A filter whose name collides with a built-in is skipped with a warning rather than overwriting it.

Domain state (an incident’s status, a maintenance window, a system’s health) is made reactive through the separate automation.entity extension point, not as a hand-rolled change hook. defineEntity is a reactive wrapper: the plugin keeps owning its state and passes a read accessor, and every write goes through handle.mutate. Resolve entityExtensionPoint and call defineEntity to get a typed, reactive entity; use registerChangeDeriver to map a change to the trigger event id(s) it fires, and onEntityChanged to react to another plugin’s changes.

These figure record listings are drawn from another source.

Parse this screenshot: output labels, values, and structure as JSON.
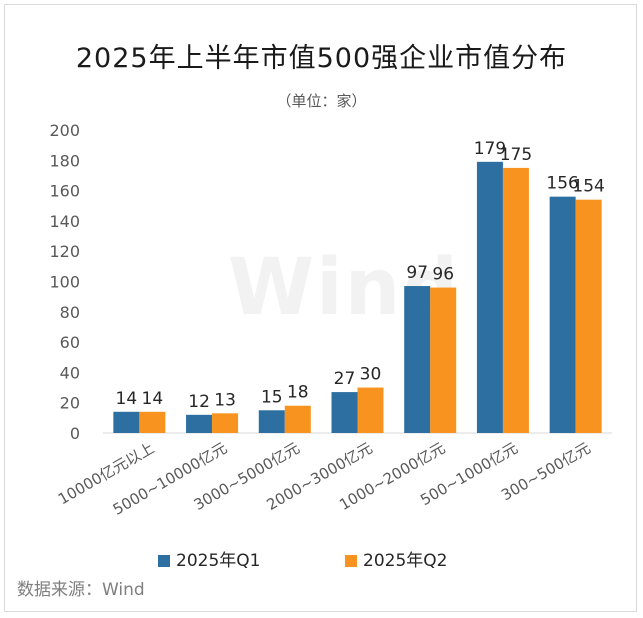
{
  "title": "2025年上半年市值500强企业市值分布",
  "subtitle": "（单位：家）",
  "source": "数据来源：Wind",
  "watermark": "Wind",
  "colors": {
    "q1": "#2c6fa0",
    "q2": "#f7931e"
  },
  "chart_data": {
    "type": "bar",
    "title": "2025年上半年市值500强企业市值分布",
    "subtitle": "（单位：家）",
    "categories": [
      "10000亿元以上",
      "5000~10000亿元",
      "3000~5000亿元",
      "2000~3000亿元",
      "1000~2000亿元",
      "500~1000亿元",
      "300~500亿元"
    ],
    "series": [
      {
        "name": "2025年Q1",
        "values": [
          14,
          12,
          15,
          27,
          97,
          179,
          156
        ]
      },
      {
        "name": "2025年Q2",
        "values": [
          14,
          13,
          18,
          30,
          96,
          175,
          154
        ]
      }
    ],
    "yticks": [
      "0",
      "20",
      "40",
      "60",
      "80",
      "100",
      "120",
      "140",
      "160",
      "180",
      "200"
    ],
    "ylim": [
      0,
      200
    ],
    "grid": false,
    "legend": "bottom"
  }
}
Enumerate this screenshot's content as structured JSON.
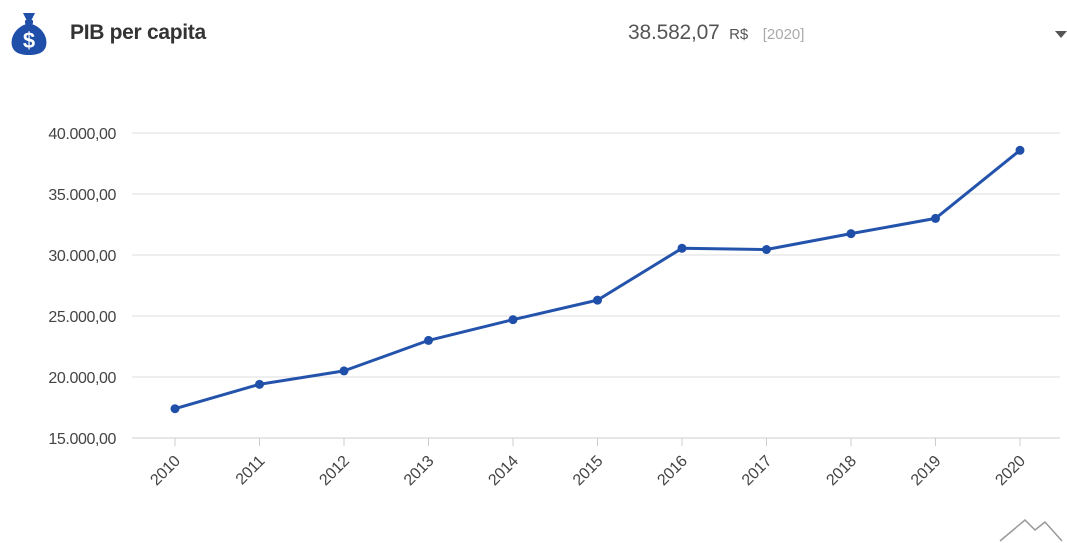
{
  "header": {
    "icon": "money-bag-icon",
    "title": "PIB per capita",
    "value": "38.582,07",
    "unit": "R$",
    "year": "[2020]",
    "dropdown_icon": "caret-down-icon"
  },
  "colors": {
    "accent": "#1f4fa8",
    "line": "#2453ac",
    "grid": "#dddddd",
    "text": "#444444"
  },
  "chart_data": {
    "type": "line",
    "x": [
      "2010",
      "2011",
      "2012",
      "2013",
      "2014",
      "2015",
      "2016",
      "2017",
      "2018",
      "2019",
      "2020"
    ],
    "series": [
      {
        "values": [
          17400,
          19400,
          20500,
          23000,
          24700,
          26300,
          30550,
          30450,
          31750,
          33000,
          38582.07
        ]
      }
    ],
    "y_ticks": [
      "15.000,00",
      "20.000,00",
      "25.000,00",
      "30.000,00",
      "35.000,00",
      "40.000,00"
    ],
    "ylim": [
      15000,
      40000
    ],
    "grid": true,
    "legend": "none"
  }
}
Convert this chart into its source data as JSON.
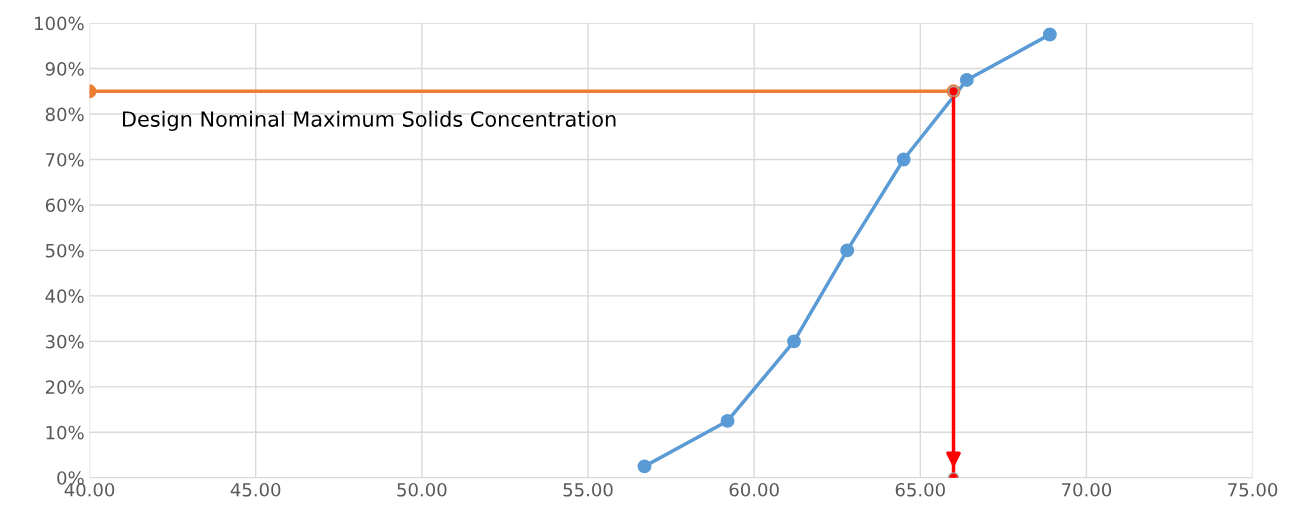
{
  "chart_data": {
    "type": "line",
    "marker": "circle",
    "line_style": "solid",
    "grid": true,
    "xlim": [
      40,
      75
    ],
    "xticks": [
      {
        "value": 40,
        "label": "40.00"
      },
      {
        "value": 45,
        "label": "45.00"
      },
      {
        "value": 50,
        "label": "50.00"
      },
      {
        "value": 55,
        "label": "55.00"
      },
      {
        "value": 60,
        "label": "60.00"
      },
      {
        "value": 65,
        "label": "65.00"
      },
      {
        "value": 70,
        "label": "70.00"
      },
      {
        "value": 75,
        "label": "75.00"
      }
    ],
    "ylim": [
      0,
      100
    ],
    "yticks": [
      {
        "value": 0,
        "label": "0%"
      },
      {
        "value": 10,
        "label": "10%"
      },
      {
        "value": 20,
        "label": "20%"
      },
      {
        "value": 30,
        "label": "30%"
      },
      {
        "value": 40,
        "label": "40%"
      },
      {
        "value": 50,
        "label": "50%"
      },
      {
        "value": 60,
        "label": "60%"
      },
      {
        "value": 70,
        "label": "70%"
      },
      {
        "value": 80,
        "label": "80%"
      },
      {
        "value": 90,
        "label": "90%"
      },
      {
        "value": 100,
        "label": "100%"
      }
    ],
    "series": [
      {
        "color": "#5b9bd5",
        "x": [
          56.7,
          59.2,
          61.2,
          62.8,
          64.5,
          66.4,
          68.9
        ],
        "values": [
          2.5,
          12.5,
          30,
          50,
          70,
          87.5,
          97.5
        ]
      },
      {
        "color": "#ed7d31",
        "x": [
          40,
          66.0
        ],
        "values": [
          85,
          85
        ]
      },
      {
        "color": "#ff0000",
        "x": [
          66.0,
          66.0
        ],
        "values": [
          85,
          0
        ]
      }
    ],
    "annotations": [
      "Design Nominal Maximum Solids Concentration"
    ]
  }
}
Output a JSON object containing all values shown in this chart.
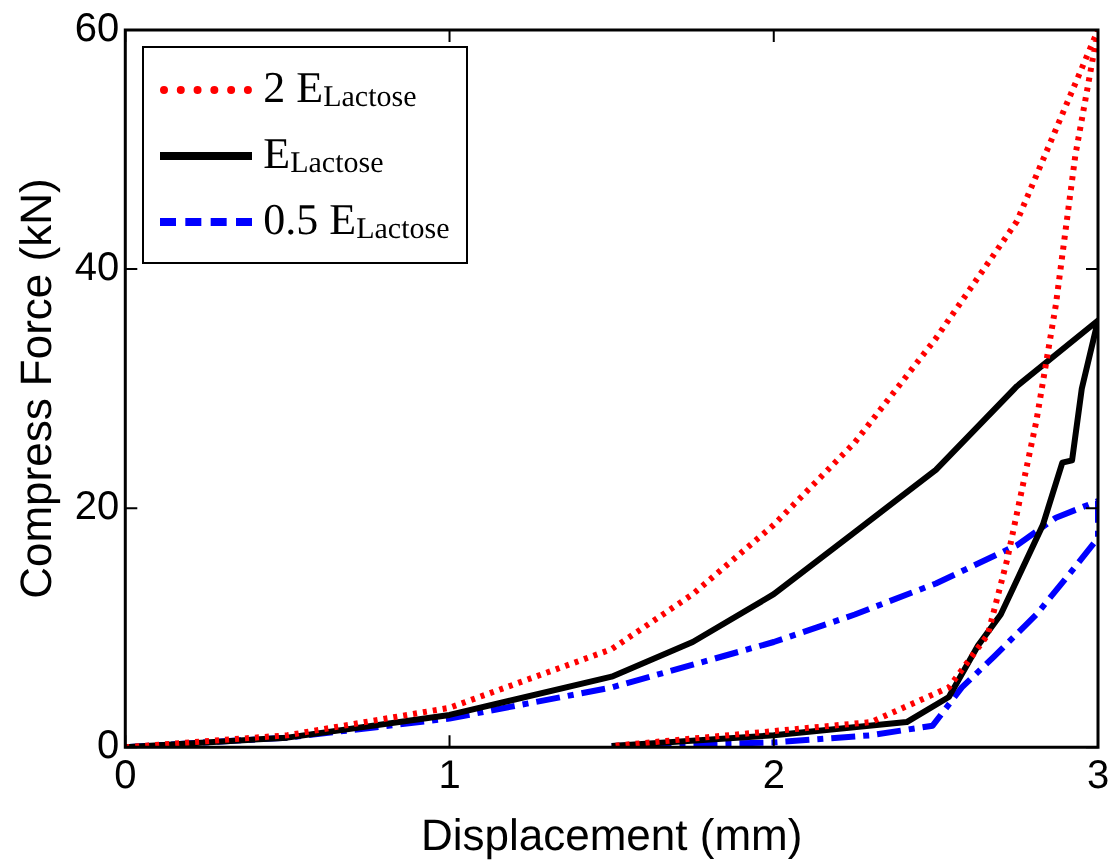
{
  "chart_data": {
    "type": "line",
    "xlabel": "Displacement (mm)",
    "ylabel": "Compress Force (kN)",
    "xlim": [
      0,
      3
    ],
    "ylim": [
      0,
      60
    ],
    "xticks": [
      0,
      1,
      2,
      3
    ],
    "yticks": [
      0,
      20,
      40,
      60
    ],
    "grid": false,
    "legend": "top left",
    "marker": "none",
    "series": [
      {
        "name": "2 E$_{Lactose}$",
        "color": "#ff0000",
        "line_style": "dotted",
        "x": [
          0,
          0.5,
          1,
          1.5,
          1.75,
          2,
          2.25,
          2.5,
          2.75,
          3,
          2.93,
          2.87,
          2.81,
          2.72,
          2.66,
          2.54,
          2.3,
          1.98,
          1.5
        ],
        "values": [
          0,
          1,
          3.3,
          8.2,
          12.8,
          18.6,
          25.5,
          34.2,
          44,
          60,
          49.5,
          37,
          27.3,
          15.7,
          9.4,
          5,
          2.1,
          1.3,
          0.1
        ]
      },
      {
        "name": "E$_{Lactose}$",
        "color": "#000000",
        "line_style": "solid",
        "x": [
          0,
          0.5,
          1,
          1.5,
          1.75,
          2,
          2.25,
          2.5,
          2.75,
          3,
          2.95,
          2.92,
          2.89,
          2.83,
          2.74,
          2.7,
          2.63,
          2.54,
          2.41,
          2,
          1.5
        ],
        "values": [
          0,
          0.8,
          2.7,
          5.9,
          8.8,
          12.8,
          18,
          23.2,
          30.2,
          35.7,
          30,
          24,
          23.8,
          18.6,
          13.4,
          11.1,
          8.5,
          4.2,
          2.1,
          1,
          0.1
        ]
      },
      {
        "name": "0.5 E$_{Lactose}$",
        "color": "#0000ff",
        "line_style": "dashed",
        "x": [
          0,
          0.5,
          1,
          1.5,
          2,
          2.25,
          2.5,
          2.75,
          2.87,
          3,
          3,
          2.93,
          2.81,
          2.68,
          2.58,
          2.49,
          2.3,
          2,
          1.5
        ],
        "values": [
          0,
          0.8,
          2.4,
          5,
          8.8,
          11.1,
          13.7,
          16.9,
          19.2,
          20.6,
          17.5,
          15.1,
          11.1,
          7.6,
          5,
          1.8,
          1,
          0.4,
          0.1
        ]
      }
    ]
  }
}
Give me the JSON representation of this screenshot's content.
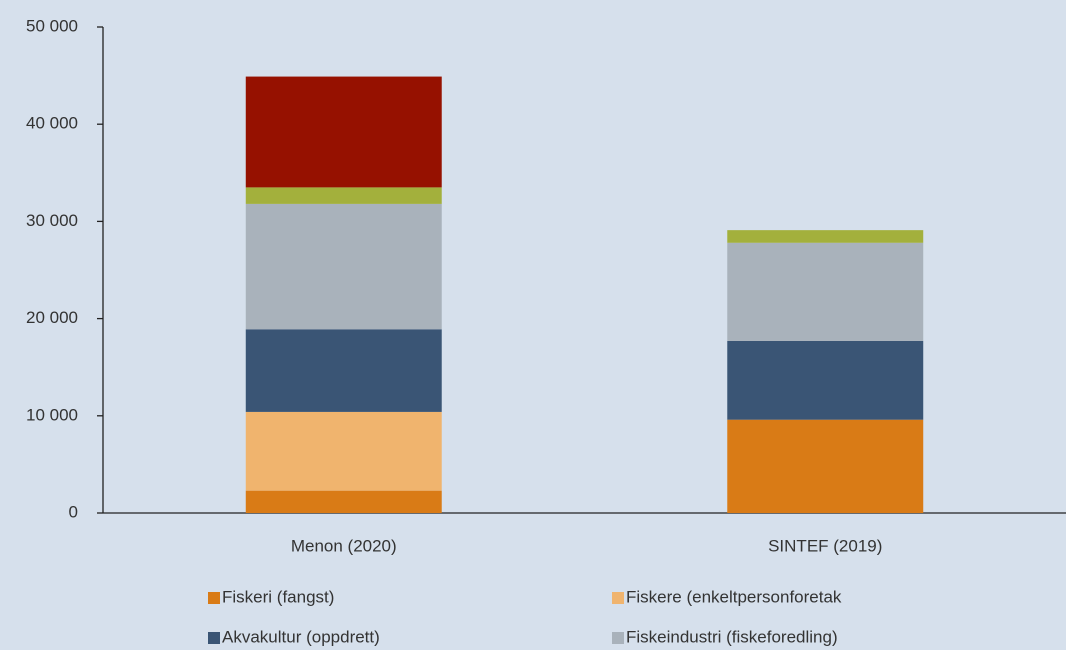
{
  "chart_data": {
    "type": "stacked-bar",
    "categories": [
      "Menon (2020)",
      "SINTEF (2019)"
    ],
    "series": [
      {
        "name": "Fiskeri (fangst)",
        "color": "#d97b16",
        "values": [
          2300,
          9600
        ]
      },
      {
        "name": "Fiskere (enkeltpersonforetak",
        "color": "#f0b46e",
        "values": [
          8100,
          0
        ]
      },
      {
        "name": "Akvakultur (oppdrett)",
        "color": "#3a5575",
        "values": [
          8500,
          8100
        ]
      },
      {
        "name": "Fiskeindustri (fiskeforedling)",
        "color": "#a9b2bb",
        "values": [
          12900,
          10100
        ]
      },
      {
        "color": "#a3b03c",
        "values": [
          1700,
          1300
        ]
      },
      {
        "color": "#961100",
        "values": [
          11400,
          0
        ]
      }
    ],
    "ylim": [
      0,
      50000
    ],
    "yticks": [
      0,
      {
        "value": 10000,
        "label": "10 000"
      },
      {
        "value": 20000,
        "label": "20 000"
      },
      {
        "value": 30000,
        "label": "30 000"
      },
      {
        "value": 40000,
        "label": "40 000"
      },
      {
        "value": 50000,
        "label": "50 000"
      }
    ],
    "grid": false
  }
}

import { entityExtensionPoint } from "@checkstack/automation-backend";
const entity = env.getExtensionPoint(entityExtensionPoint);
const handle = entity.defineEntity({
kind: "incident",
state: IncidentEntityStateSchema,
read: (ids) => incidentService.getManyEntityStates(ids),
});

See the entity state machine for the full API, the non-reactive escape hatch, delivery semantics, and runnable examples.